Paul Kagame regiert bis heute und wird für seinen autoritären Regierungsstil kritisiert. Es gibt kaum Opposition oder kritische Medien. Von den rund 13 Millionen Einwohnern sind geschätzte 80 bis 85 Prozent Hutu, zehn Prozent Tutsi. Offiziell werden die Volksgruppen nicht mehr unterschieden.
Täter und Opfer leben wieder Tür an Tür. Viele Tatorte sind als Gedenkstätten hergerichtet - mit aufgeschichteten Schädeln und Knochen, die mahnen, dass so etwas nie wieder geschehen darf. Doch wie lange wird es dauern, bis eine Gesellschaft einen dermaßen brutalen Zivilisationsbruch verarbeitet hat?
Traumata und psychische Narben
Inzwischen weiß man, dass Traumata, die psychischen Narben, auch genetisch von Generation zu Generation weitervererbt werden können.
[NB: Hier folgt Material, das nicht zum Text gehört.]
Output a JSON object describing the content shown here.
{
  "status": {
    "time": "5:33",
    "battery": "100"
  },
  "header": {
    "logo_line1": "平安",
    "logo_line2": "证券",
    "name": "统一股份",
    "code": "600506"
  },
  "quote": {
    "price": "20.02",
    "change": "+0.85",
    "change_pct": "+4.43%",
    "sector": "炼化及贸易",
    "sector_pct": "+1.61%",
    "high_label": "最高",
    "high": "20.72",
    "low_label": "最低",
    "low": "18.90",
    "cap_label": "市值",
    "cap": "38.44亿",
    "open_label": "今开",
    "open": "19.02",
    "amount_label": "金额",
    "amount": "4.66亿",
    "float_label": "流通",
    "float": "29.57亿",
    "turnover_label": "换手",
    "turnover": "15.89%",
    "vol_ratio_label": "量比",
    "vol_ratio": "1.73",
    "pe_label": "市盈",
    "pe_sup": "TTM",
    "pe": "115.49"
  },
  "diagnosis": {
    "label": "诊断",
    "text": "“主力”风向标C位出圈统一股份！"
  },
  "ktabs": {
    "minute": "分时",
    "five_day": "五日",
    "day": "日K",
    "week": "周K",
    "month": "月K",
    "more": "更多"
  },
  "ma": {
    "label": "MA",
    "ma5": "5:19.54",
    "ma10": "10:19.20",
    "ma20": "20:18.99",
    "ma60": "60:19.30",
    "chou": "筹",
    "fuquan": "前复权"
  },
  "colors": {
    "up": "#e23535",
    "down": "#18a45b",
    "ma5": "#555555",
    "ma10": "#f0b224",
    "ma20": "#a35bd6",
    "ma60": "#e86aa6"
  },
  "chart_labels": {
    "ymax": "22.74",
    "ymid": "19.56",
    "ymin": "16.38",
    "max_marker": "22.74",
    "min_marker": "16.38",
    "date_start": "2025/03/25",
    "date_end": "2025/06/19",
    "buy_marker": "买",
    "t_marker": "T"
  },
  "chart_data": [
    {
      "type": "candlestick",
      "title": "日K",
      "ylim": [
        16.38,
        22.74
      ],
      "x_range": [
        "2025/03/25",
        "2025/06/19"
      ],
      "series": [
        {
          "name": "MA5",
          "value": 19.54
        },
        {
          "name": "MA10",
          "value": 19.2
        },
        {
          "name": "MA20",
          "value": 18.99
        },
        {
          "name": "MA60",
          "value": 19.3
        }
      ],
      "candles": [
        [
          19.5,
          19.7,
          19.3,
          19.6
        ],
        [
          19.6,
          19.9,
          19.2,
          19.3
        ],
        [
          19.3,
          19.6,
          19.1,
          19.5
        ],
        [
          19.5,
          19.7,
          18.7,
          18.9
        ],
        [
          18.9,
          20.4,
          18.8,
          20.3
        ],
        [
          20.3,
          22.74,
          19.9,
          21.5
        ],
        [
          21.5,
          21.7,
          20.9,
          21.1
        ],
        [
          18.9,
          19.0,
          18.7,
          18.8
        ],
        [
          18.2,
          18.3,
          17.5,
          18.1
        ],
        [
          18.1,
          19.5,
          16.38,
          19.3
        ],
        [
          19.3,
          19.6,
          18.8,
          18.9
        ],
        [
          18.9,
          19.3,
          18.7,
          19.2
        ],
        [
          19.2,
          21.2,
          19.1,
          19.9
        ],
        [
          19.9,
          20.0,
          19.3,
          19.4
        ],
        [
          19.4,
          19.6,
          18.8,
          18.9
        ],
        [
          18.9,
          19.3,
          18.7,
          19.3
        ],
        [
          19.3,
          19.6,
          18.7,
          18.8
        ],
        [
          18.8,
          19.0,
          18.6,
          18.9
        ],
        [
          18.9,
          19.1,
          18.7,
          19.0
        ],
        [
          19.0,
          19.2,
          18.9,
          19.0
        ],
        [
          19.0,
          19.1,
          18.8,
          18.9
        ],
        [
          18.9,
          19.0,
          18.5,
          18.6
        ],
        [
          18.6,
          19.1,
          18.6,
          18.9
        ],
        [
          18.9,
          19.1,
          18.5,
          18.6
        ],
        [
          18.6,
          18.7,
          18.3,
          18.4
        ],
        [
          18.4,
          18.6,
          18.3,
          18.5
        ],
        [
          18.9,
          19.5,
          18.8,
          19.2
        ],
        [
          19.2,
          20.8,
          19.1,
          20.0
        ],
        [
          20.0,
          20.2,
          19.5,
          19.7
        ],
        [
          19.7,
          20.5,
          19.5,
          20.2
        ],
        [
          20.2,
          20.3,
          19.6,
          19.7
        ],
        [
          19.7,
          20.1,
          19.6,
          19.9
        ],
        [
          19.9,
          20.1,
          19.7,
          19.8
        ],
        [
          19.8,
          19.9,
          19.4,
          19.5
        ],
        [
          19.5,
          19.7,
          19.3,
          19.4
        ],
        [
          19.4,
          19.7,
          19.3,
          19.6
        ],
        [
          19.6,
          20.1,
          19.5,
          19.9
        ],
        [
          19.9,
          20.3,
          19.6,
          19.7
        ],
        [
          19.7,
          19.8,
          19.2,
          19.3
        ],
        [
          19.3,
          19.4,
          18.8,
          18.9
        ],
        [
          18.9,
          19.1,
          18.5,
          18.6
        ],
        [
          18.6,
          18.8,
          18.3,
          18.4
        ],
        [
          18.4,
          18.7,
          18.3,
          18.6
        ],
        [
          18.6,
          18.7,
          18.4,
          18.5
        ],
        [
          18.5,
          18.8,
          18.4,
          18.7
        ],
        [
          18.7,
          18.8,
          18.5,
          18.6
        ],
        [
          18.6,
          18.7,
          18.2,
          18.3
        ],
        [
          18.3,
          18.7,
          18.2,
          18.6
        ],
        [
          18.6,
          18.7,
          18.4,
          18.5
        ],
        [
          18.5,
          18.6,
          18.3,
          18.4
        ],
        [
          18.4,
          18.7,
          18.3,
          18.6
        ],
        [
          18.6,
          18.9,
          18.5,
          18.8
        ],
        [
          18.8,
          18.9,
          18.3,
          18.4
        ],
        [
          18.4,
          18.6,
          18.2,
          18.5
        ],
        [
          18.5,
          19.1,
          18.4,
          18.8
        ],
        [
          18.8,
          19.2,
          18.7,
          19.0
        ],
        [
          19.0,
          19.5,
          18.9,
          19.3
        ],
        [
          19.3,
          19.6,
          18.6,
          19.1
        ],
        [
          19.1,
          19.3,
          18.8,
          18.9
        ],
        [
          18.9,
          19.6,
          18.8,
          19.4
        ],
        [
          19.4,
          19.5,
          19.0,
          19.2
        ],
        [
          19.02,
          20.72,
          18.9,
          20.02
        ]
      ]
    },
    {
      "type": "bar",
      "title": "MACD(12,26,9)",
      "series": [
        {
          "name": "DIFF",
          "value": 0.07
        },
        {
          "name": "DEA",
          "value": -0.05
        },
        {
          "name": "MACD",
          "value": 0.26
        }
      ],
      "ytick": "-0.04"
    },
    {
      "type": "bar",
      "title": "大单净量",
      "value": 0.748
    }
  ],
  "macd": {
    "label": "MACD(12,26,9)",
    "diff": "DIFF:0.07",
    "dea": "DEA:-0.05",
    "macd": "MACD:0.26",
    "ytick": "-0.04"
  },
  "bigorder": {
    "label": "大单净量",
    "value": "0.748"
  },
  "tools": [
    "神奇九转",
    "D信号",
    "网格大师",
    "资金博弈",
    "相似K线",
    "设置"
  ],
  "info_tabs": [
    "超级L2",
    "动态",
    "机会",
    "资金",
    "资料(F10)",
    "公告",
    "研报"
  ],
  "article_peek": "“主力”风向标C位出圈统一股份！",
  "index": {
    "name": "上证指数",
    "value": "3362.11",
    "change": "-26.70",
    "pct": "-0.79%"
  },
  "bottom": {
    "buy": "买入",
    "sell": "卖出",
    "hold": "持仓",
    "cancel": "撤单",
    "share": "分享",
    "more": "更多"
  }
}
In Ruanda, das unvergleichlich stark von solchen Traumata gezeichnet ist, wären landesweit eine Vielzahl von psychiatrischen und psychotherapeutischen Behandlungsangeboten notwendig, um die Wunden zu heilen. Doch es gibt gerade mal zwei Dutzend Psychiater.
Nach einer Untersuchung leiden etwa ein Viertel der Ruander und Ruanderinnen unter Symptomen einer posttraumatischen Belastungsstörung. Das sind 3,3 Millionen Menschen. Ein Bericht zur mentalen Gesundheit, veröffentlicht vom zuständigen Ministerium, zeichnet ebenfalls ein düsteres Bild: Depressionen, sexualisierte Gewalt, Kindesmissbrauch und Alkoholismus sind weitverbreitet.
Auch Claudine wurde immer wieder von Albträumen überwältigt. Der Anblick der Toten, der Geruch von Blut hat sich tief in ihr Gedächtnis eingebrannt. Selbstmordgedanken quälten sie, vor allem in den dunklen Stunden der Nacht. In ihrem Heimatdorf nannte man sie nur Umusazi, die Verrückte. Wenn ihr jemand zu nahekam, schrie und fluchte sie.
Erfolge einer Therapie: das Feld bestellen
Doch Claudine hatte Glück und traf eine Traumatherapeutin. Seit der Therapie kann sie wieder besser mit anderen umgehen, ihr Feld bestellen. Wenn die quälenden Erinnerungen wiederkommen, macht Claudine jetzt Übungen, die ihr die Therapeutin gezeigt hat. Sie umfasst mit der rechten Hand nacheinander die Finger der linken. Dabei verkörpert jeder Finger eine andere positive Aussage, die sie stärken soll.
„Ich will nach Gottes Willen leben“, sagt Claudine. „Ich lebe in Frieden mit anderen. Ich erlebe Freude mit meiner Familie.“ Claudine sagt, grundsätzlich gehe es ihr inzwischen gut. Die meisten Nachbarn, auch die Hutu, seien freundlich zu ihr.